2. La notte della fede è ancora più oscura della prima, perché, mentre questa riguarda la parte inferiore, cioè i sensi dell’uomo, e per conseguenza è più esterna, quella della fede riguarda la parte superiore o razionale dell’uomo. Questa è, quindi, più interiore e più oscura, perché priva l’anima della luce della ragione o, per meglio dire, l’acceca. A buon diritto, perciò, è paragonata alla mezzanotte, che è la parte culminante e più buia della notte.

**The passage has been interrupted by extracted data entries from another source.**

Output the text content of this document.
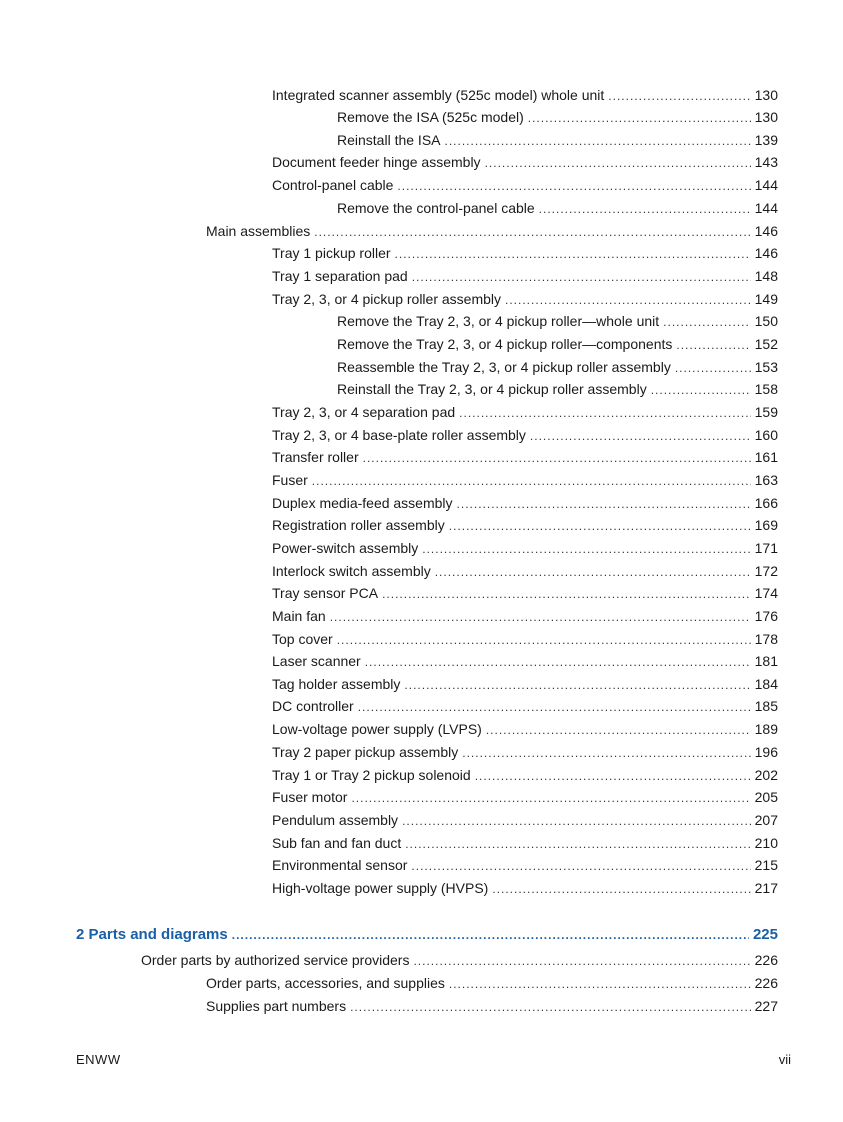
Integrated scanner assembly (525c model) whole unit .....	130
Remove the ISA (525c model) .....	130
Reinstall the ISA .....	139
Document feeder hinge assembly .....	143
Control-panel cable .....	144
Remove the control-panel cable .....	144
Main assemblies .....	146
Tray 1 pickup roller .....	146
Tray 1 separation pad .....	148
Tray 2, 3, or 4 pickup roller assembly .....	149
Remove the Tray 2, 3, or 4 pickup roller—whole unit .....	150
Remove the Tray 2, 3, or 4 pickup roller—components .....	152
Reassemble the Tray 2, 3, or 4 pickup roller assembly .....	153
Reinstall the Tray 2, 3, or 4 pickup roller assembly .....	158
Tray 2, 3, or 4 separation pad .....	159
Tray 2, 3, or 4 base-plate roller assembly .....	160
Transfer roller .....	161
Fuser .....	163
Duplex media-feed assembly .....	166
Registration roller assembly .....	169
Power-switch assembly .....	171
Interlock switch assembly .....	172
Tray sensor PCA .....	174
Main fan .....	176
Top cover .....	178
Laser scanner .....	181
Tag holder assembly .....	184
DC controller .....	185
Low-voltage power supply (LVPS) .....	189
Tray 2 paper pickup assembly .....	196
Tray 1 or Tray 2 pickup solenoid .....	202
Fuser motor .....	205
Pendulum assembly .....	207
Sub fan and fan duct .....	210
Environmental sensor .....	215
High-voltage power supply (HVPS) .....	217
2 Parts and diagrams .....	225
Order parts by authorized service providers .....	226
Order parts, accessories, and supplies .....	226
Supplies part numbers .....	227
ENWW	vii
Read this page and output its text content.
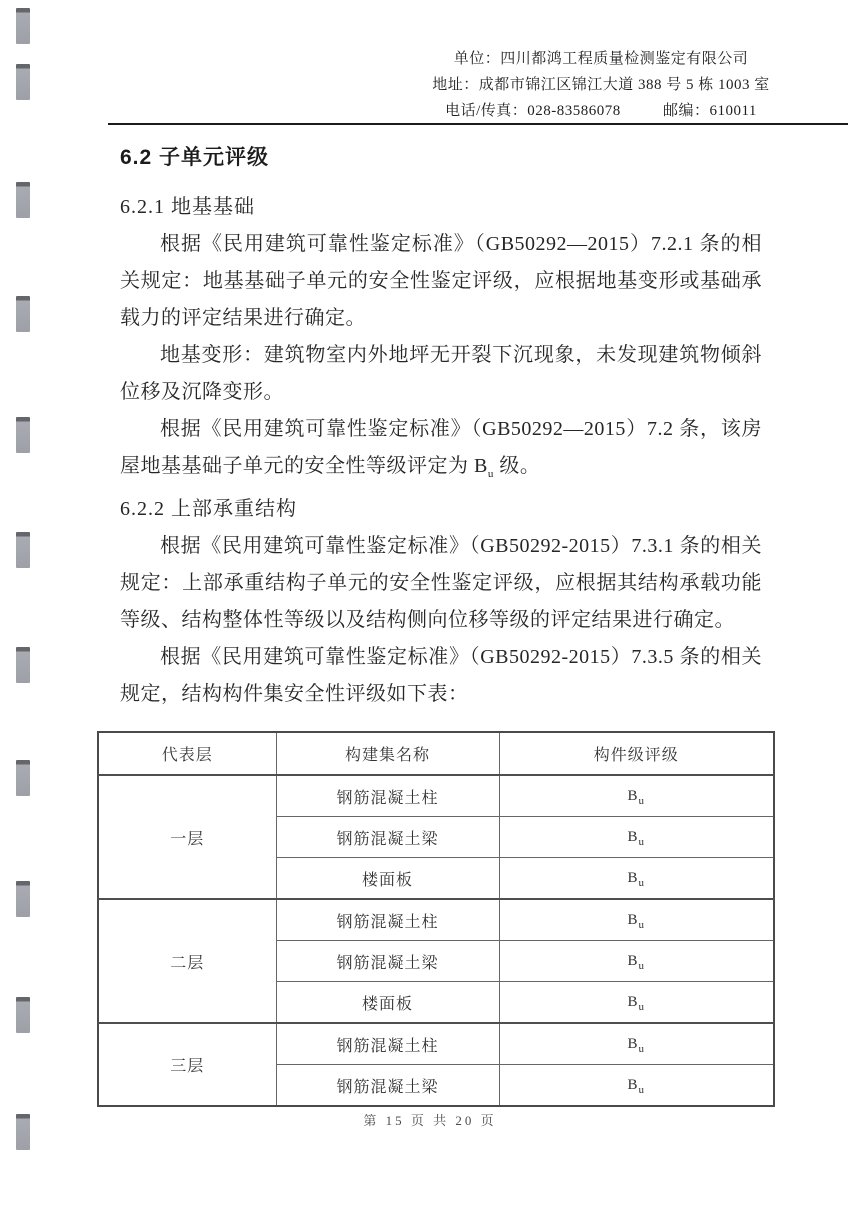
单位：四川都鸿工程质量检测鉴定有限公司
地址：成都市锦江区锦江大道 388 号 5 栋 1003 室
电话/传真：028-83586078	邮编：610011
6.2 子单元评级
6.2.1 地基基础

根据《民用建筑可靠性鉴定标准》（GB50292—2015）7.2.1 条的相关规定：地基基础子单元的安全性鉴定评级，应根据地基变形或基础承载力的评定结果进行确定。

地基变形：建筑物室内外地坪无开裂下沉现象，未发现建筑物倾斜位移及沉降变形。

根据《民用建筑可靠性鉴定标准》（GB50292—2015）7.2 条，该房屋地基基础子单元的安全性等级评定为 $B_u$ 级。

6.2.2 上部承重结构

根据《民用建筑可靠性鉴定标准》（GB50292-2015）7.3.1 条的相关规定：上部承重结构子单元的安全性鉴定评级，应根据其结构承载功能等级、结构整体性等级以及结构侧向位移等级的评定结果进行确定。

根据《民用建筑可靠性鉴定标准》（GB50292-2015）7.3.5 条的相关规定，结构构件集安全性评级如下表：

代表层	构建集名称	构件级评级
一层	钢筋混凝土柱	$B_u$
	钢筋混凝土梁	$B_u$
	楼面板	$B_u$
二层	钢筋混凝土柱	$B_u$
	钢筋混凝土梁	$B_u$
	楼面板	$B_u$
三层	钢筋混凝土柱	$B_u$
	钢筋混凝土梁	$B_u$
第 15 页 共 20 页
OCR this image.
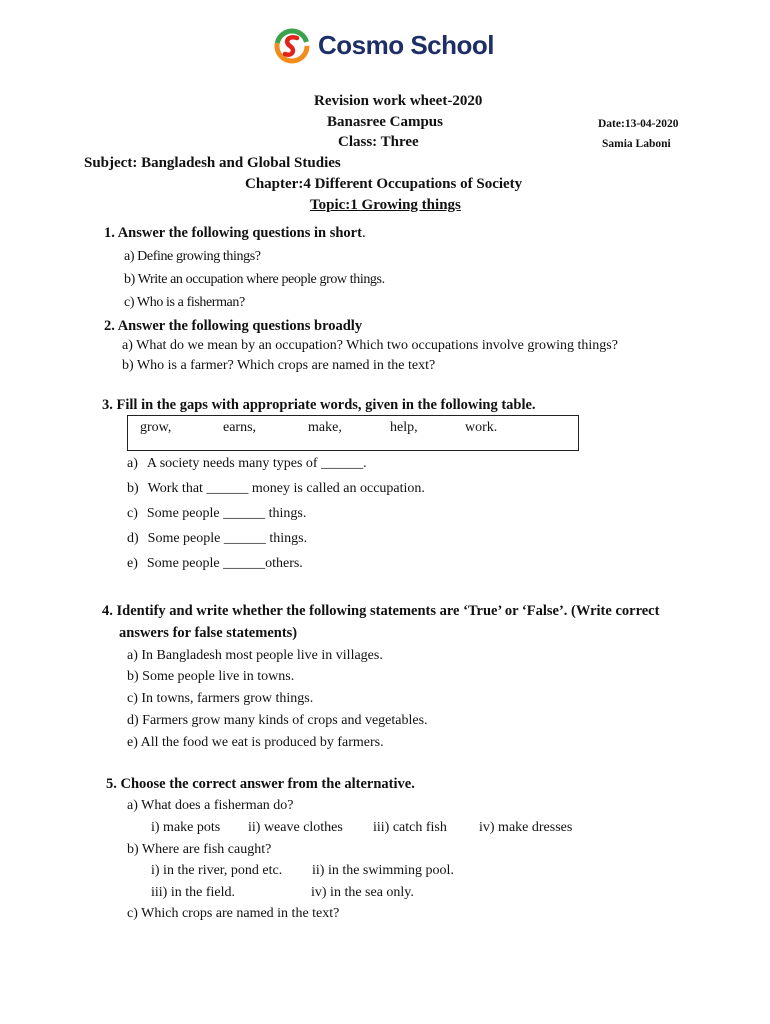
Cosmo School
Revision work wheet-2020
Banasree Campus
Class: Three
Date:13-04-2020
Samia Laboni
Subject: Bangladesh and Global Studies
Chapter:4 Different Occupations of Society
Topic:1 Growing things
1. Answer the following questions in short.
a) Define growing things?
b) Write an occupation where people grow things.
c) Who is a fisherman?
2. Answer the following questions broadly
a) What do we mean by an occupation? Which two occupations involve growing things?
b) Who is a farmer? Which crops are named in the text?
3. Fill in the gaps with appropriate words, given in the following table.
grow,	earns,	make,	help,	work.
a) A society needs many types of ______.
b) Work that ______ money is called an occupation.
c) Some people ______ things.
d) Some people ______ things.
e) Some people ______others.
4. Identify and write whether the following statements are ‘True’ or ‘False’. (Write correct
answers for false statements)
a) In Bangladesh most people live in villages.
b) Some people live in towns.
c) In towns, farmers grow things.
d) Farmers grow many kinds of crops and vegetables.
e) All the food we eat is produced by farmers.
5. Choose the correct answer from the alternative.
a) What does a fisherman do?
i) make pots ii) weave clothes iii) catch fish iv) make dresses
b) Where are fish caught?
i) in the river, pond etc. ii) in the swimming pool.
iii) in the field.	iv) in the sea only.
c) Which crops are named in the text?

3. Ora devo provare come questa seconda parte, cioè la fede, sia una notte per lo spirito, come la prima lo è per i sensi. Parlerò, poi, degli ostacoli che la fede incontra e come l’anima debba disporsi attivamente per entrare in essa. Del suo aspetto passivo, cioè di quanto Dio faccia per introdurla in questa notte, senza il concorso dell’anima, tratterò a suo luogo, cioè nel libro terzo.
CAPITOLO 3
Ove si dimostra con argomenti, autorità e figure della sacra Scrittura come la fede sia una notte oscura per l’anima.
1. I teologi affermano che la fede è un abito certo e oscuro dell’anima. È abito oscuro perché induce a credere verità rivelate da Dio stesso, che sono al di sopra di ogni luce naturale e superano oltre misura ogni umana comprensione. Ne consegue che la luce eccessiva della fede è per l’anima profonda oscurità, perché il più assorbe e vince il meno, come la luce del sole eclissa qualsiasi altra luce, al punto che questa scompare quando quella risplende vincendo la nostra potenza visiva. In tal modo questa rimane piuttosto accecata e priva della vista, perché la luce che riceve è sproporzionata ed eccessiva. Allo stesso modo la luce della fede, per sua natura ha come oggetto solo la scienza naturale. Tuttavia l’anima è in grado di accogliere quella soprannaturale, qualora il Signore voglia elevarla a tale ordine.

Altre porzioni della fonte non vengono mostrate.